On a 6/1 Inlet valve is set to .017" and exhaust is set to .032" when the engine is cold.
As for spill timing, It gets that name from the fuel spilled while it is done:) This info is how I do it based on info collected from a lot of smart people on this and other forums.
The injector pump consists of a piston or plunger in a barrel. The piston is pushed up by the camshaft lobe. The fuel from the filter enters the barrel thru a port on the side. At some point, as the piston is pushed up, it covers and closes this port. This is the start of the injection process. It is this point that we want to occur at a particular time in relation to the crankshaft rotation. In the case of the 6/1 we want it to occur at 20 degrees before Top Dead Center or BTDC. The fuel on top of the injector plunger is pushed up thru a check valve and into the high pressure pipe to the injector. Once the piston compresses the fuel to a high enough pressure, The set spring in the injector is overcome, and the valve pops open and fuel is sprayed.
To find this point, you need a few things:
First off you need to accurately find Top Dead Center. This can be done by removing the injector and inserting a rod down in the injector hole till it touches the piston top with the piston a little below TDC. Lock this rod in place with a clamp so it is rigid. When I did it I used a 6" long 1/4" drive socket extension and the injector clamp to solidily fix it in place. Next slowly roll the flywheel till the piston comes up solid against the rod and mark this position on the flywheel. Most people I think use the bolt that holds the fuel rack bellcrank as a timing mark as it is out close to the flywheel. That is what I do and it works good. Once I have this first mark, I slowly rotate the flywheel nearly 360 degrees the other direction till I come up solid against the rod. You want to do this slowly as you don't want to hit the rod hard and possibly damage something. Once you have these 2 marks, TDC will be found half way between them. IE if the marks are 2 inches apart, TDC will be 1" from either mark. Remove the rod and make a good permanent mark for TDC. I used a square and scribed a small line across the entire face of the flywheel and marked it with a "0" on the edge of the wheel.
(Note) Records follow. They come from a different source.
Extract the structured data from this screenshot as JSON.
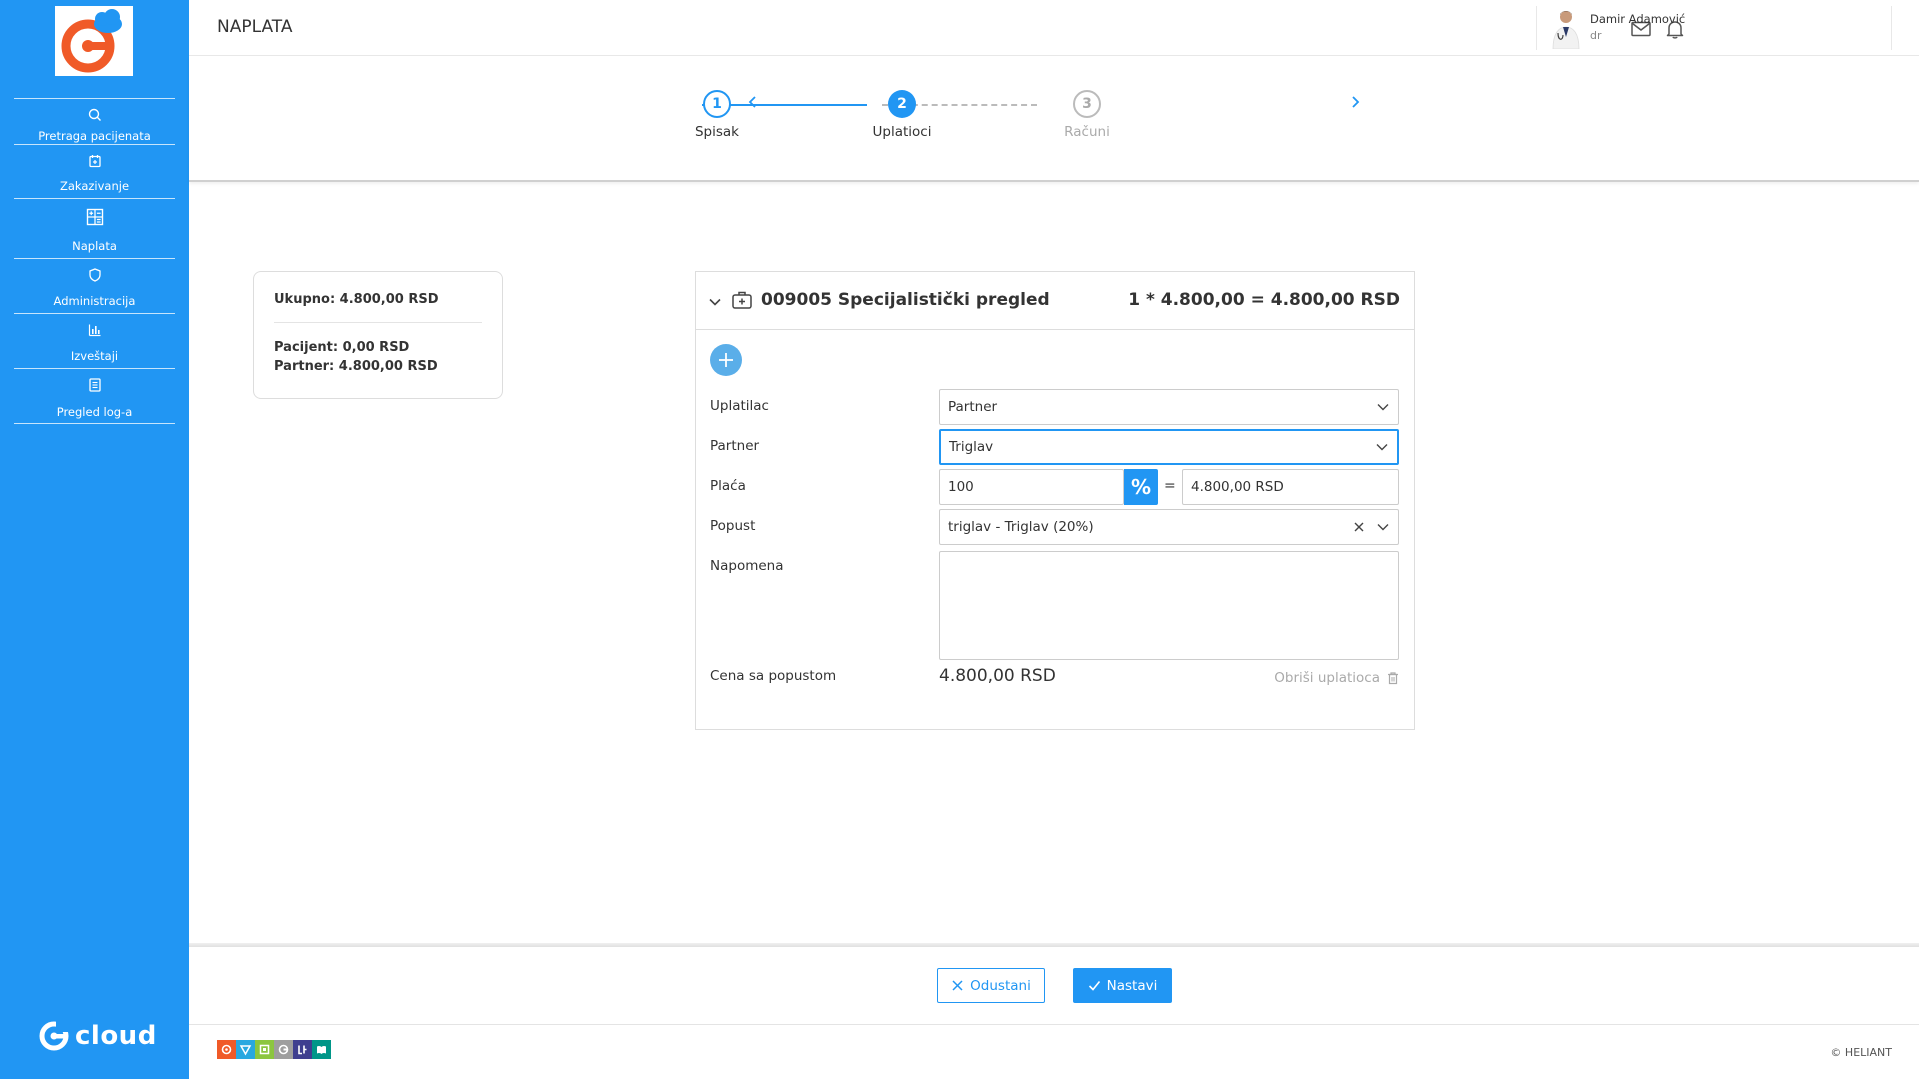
{
  "sidebar": {
    "items": [
      {
        "label": "Pretraga pacijenata",
        "icon": "search-icon"
      },
      {
        "label": "Zakazivanje",
        "icon": "calendar-icon"
      },
      {
        "label": "Naplata",
        "icon": "calculator-icon"
      },
      {
        "label": "Administracija",
        "icon": "shield-icon"
      },
      {
        "label": "Izveštaji",
        "icon": "bar-chart-icon"
      },
      {
        "label": "Pregled log-a",
        "icon": "log-icon"
      }
    ],
    "brand": "cloud"
  },
  "header": {
    "title": "NAPLATA",
    "user": {
      "name": "Damir Adamović",
      "role": "dr"
    }
  },
  "stepper": {
    "steps": [
      {
        "number": "1",
        "label": "Spisak",
        "state": "done"
      },
      {
        "number": "2",
        "label": "Uplatioci",
        "state": "active"
      },
      {
        "number": "3",
        "label": "Računi",
        "state": "pending"
      }
    ]
  },
  "summary": {
    "total": "Ukupno: 4.800,00 RSD",
    "patient": "Pacijent: 0,00 RSD",
    "partner": "Partner: 4.800,00 RSD"
  },
  "service": {
    "title": "009005 Specijalistički pregled",
    "calc": "1 * 4.800,00 = 4.800,00 RSD"
  },
  "form": {
    "payer_label": "Uplatilac",
    "payer_value": "Partner",
    "partner_label": "Partner",
    "partner_value": "Triglav",
    "pays_label": "Plaća",
    "pays_percent": "100",
    "pays_percent_symbol": "%",
    "equals": "=",
    "pays_amount": "4.800,00 RSD",
    "discount_label": "Popust",
    "discount_value": "triglav - Triglav (20%)",
    "note_label": "Napomena",
    "note_value": "",
    "price_label": "Cena sa popustom",
    "price_value": "4.800,00 RSD",
    "delete_label": "Obriši uplatioca"
  },
  "footer": {
    "cancel_label": "Odustani",
    "continue_label": "Nastavi",
    "copyright": "© HELIANT"
  },
  "colors": {
    "primary": "#2196f3",
    "add_button": "#5aaee9",
    "logo_orange": "#f05a28"
  }
}
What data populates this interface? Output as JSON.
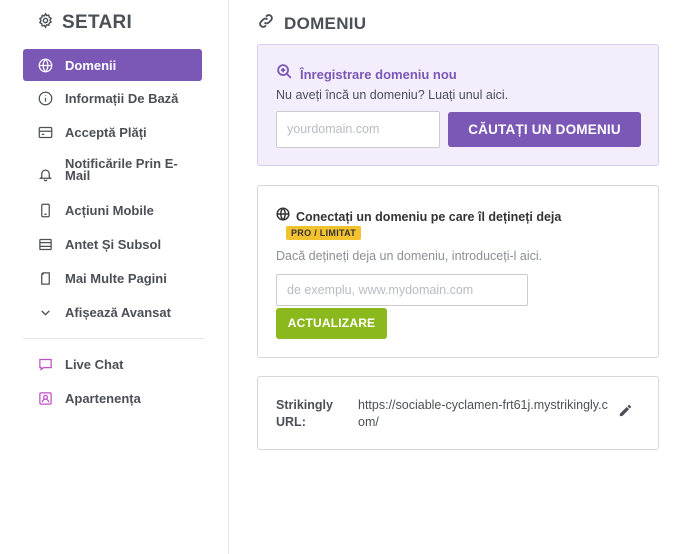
{
  "sidebar": {
    "title": "SETARI",
    "items": [
      {
        "label": "Domenii",
        "icon": "globe-icon"
      },
      {
        "label": "Informații De Bază",
        "icon": "info-icon"
      },
      {
        "label": "Acceptă Plăți",
        "icon": "card-icon"
      },
      {
        "label": "Notificările Prin E-Mail",
        "icon": "bell-icon"
      },
      {
        "label": "Acțiuni Mobile",
        "icon": "mobile-icon"
      },
      {
        "label": "Antet Și Subsol",
        "icon": "layout-icon"
      },
      {
        "label": "Mai Multe Pagini",
        "icon": "pages-icon"
      },
      {
        "label": "Afișează Avansat",
        "icon": "chevron-down-icon"
      }
    ],
    "apps": [
      {
        "label": "Live Chat",
        "icon": "chat-icon"
      },
      {
        "label": "Apartenența",
        "icon": "member-icon"
      }
    ]
  },
  "main": {
    "title": "DOMENIU",
    "register": {
      "heading": "Înregistrare domeniu nou",
      "subtitle": "Nu aveți încă un domeniu? Luați unul aici.",
      "placeholder": "yourdomain.com",
      "button": "CĂUTAȚI UN DOMENIU"
    },
    "connect": {
      "heading": "Conectați un domeniu pe care îl dețineți deja",
      "badge": "PRO / LIMITAT",
      "subtitle": "Dacă dețineți deja un domeniu, introduceți-l aici.",
      "placeholder": "de exemplu, www.mydomain.com",
      "button": "ACTUALIZARE"
    },
    "url": {
      "label": "Strikingly URL:",
      "value": "https://sociable-cyclamen-frt61j.mystrikingly.com/"
    }
  },
  "colors": {
    "accent": "#7b58b5",
    "accent_bg": "#f3edfc",
    "update_button": "#8bb81c",
    "badge": "#f3c22f",
    "app_icon": "#c04fc8"
  }
}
Next you need the 20 degrees BTDC mark. To get this measure the circumference of the flywheel face. Once you have this number divide by 18 (20 degrees is 1/18 of 360). Take your answer(should be around 4") and measure clockwise when setting and facing the wheel, from the TDC mark and make another mark with a 20 degree lable. Since it is before TDC, in normal rotation, the 20 mark should pass the timing mark(bellcrank bolt) before the TDC mark does.
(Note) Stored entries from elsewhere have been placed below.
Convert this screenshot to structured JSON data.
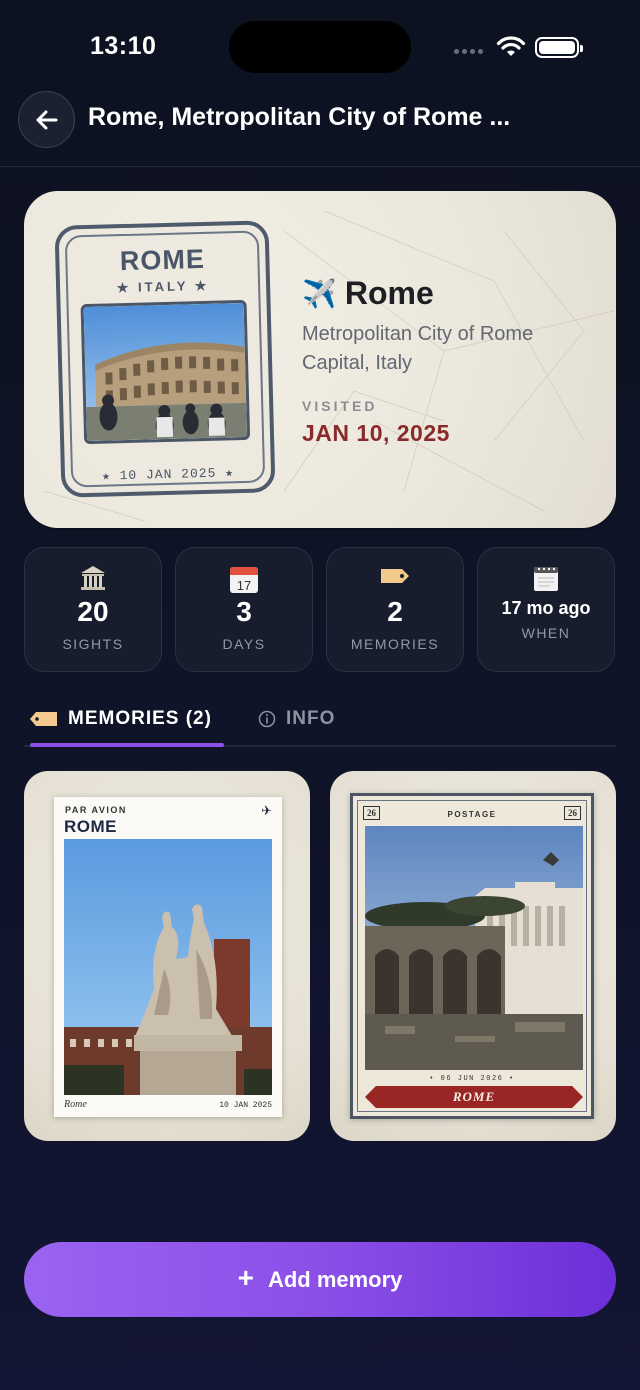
{
  "status_bar": {
    "time": "13:10"
  },
  "header": {
    "title": "Rome, Metropolitan City of Rome ..."
  },
  "hero": {
    "stamp_title": "ROME",
    "stamp_country": "★ ITALY ★",
    "stamp_date": "★ 10 JAN 2025 ★",
    "city_emoji": "✈️",
    "city": "Rome",
    "subtitle": "Metropolitan City of Rome Capital, Italy",
    "visited_label": "VISITED",
    "visited_date": "JAN 10, 2025"
  },
  "stats": [
    {
      "icon": "museum-icon",
      "value": "20",
      "label": "SIGHTS"
    },
    {
      "icon": "calendar-icon",
      "icon_text": "17",
      "value": "3",
      "label": "DAYS"
    },
    {
      "icon": "tag-icon",
      "value": "2",
      "label": "MEMORIES"
    },
    {
      "icon": "tear-off-calendar-icon",
      "value": "17 mo ago",
      "label": "WHEN"
    }
  ],
  "tabs": {
    "memories": "MEMORIES (2)",
    "info": "INFO",
    "active": "memories"
  },
  "memories": [
    {
      "style": "postcard",
      "header": "PAR AVION",
      "city": "ROME",
      "caption": "Rome",
      "date": "10 JAN 2025"
    },
    {
      "style": "stamp",
      "number_left": "26",
      "number_right": "26",
      "header": "POSTAGE",
      "date": "• 06 JUN 2026 •",
      "banner": "ROME"
    }
  ],
  "add_button": {
    "label": "Add memory",
    "icon": "+"
  },
  "colors": {
    "accent": "#8a53e6",
    "visited_date": "#8b2a2a",
    "card_bg": "#171d2c"
  }
}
Once you have those 2 things, with the fuel turned off, remove the high pressure pipe from the pump. Once the pipe is off, remove the fitting on the top of the pump that the pipe was connected to. This fitting has a spring and a check valve fitting under it, so don't loose them as you remove the fitting. Once off, remove the spring, and the little check valve plunger that it sets on and re-install the threaded fitting without them. Rotate the engine till it is just before TDC on the compression stroke(both valves closed). Lower the fuel control lever like you do when you start the engine, then turn on the fuel valve. Here is where the spill part comes in. Slowly rotate the flywheel backward toward that 20 degree BTDC mark. At some point, hopefully at 20 degrees, fuel will start to flow from the top of that fitting on top of the injector pump. Use a rag to absorb/wick the fuel away so you can see it flowing up out of the fitting. Slowly rotate the flywheel in the normal direction till the fuel just stops flowing. You want the fuel to just stop flowing at the 20 degree BTDC mark. That fuel spoppage markes the fuel inlet port closure and the start of the injection pump stroke. If it is not at 20 BTDC, you need to lengthen or shorten the adjuster rod under the pump to make it occur at 20 BTDC. The adjuster rod/bolt and lock nut are real difficult to access. Once this is done, shut off the fuel, re-install the plunger and spring under the fitting making sure everything is VERY clean, then install the HP fuel pipe and injector(don't forget the copper washer at the injector tip).
Leave the upper HP pipe fitting where it meets the injector loose. While operating the injector pump(rolling the flywheel back and forth across the injection point is way easier than cranking hte flywheel) with the fuel on, look for first bubbles then fuel to be comming from that upper fitting then lock it down. If you have gotten all the air out, as you continue to rock the flywheel back and forth thru the injector firing area you should be rewarded with first a drumroll(several rapid pulses) from the injector then a single "creak" as it squirts fuel.
Once you get the injector creak, crank her up and see if she will fire when you drop the compression release.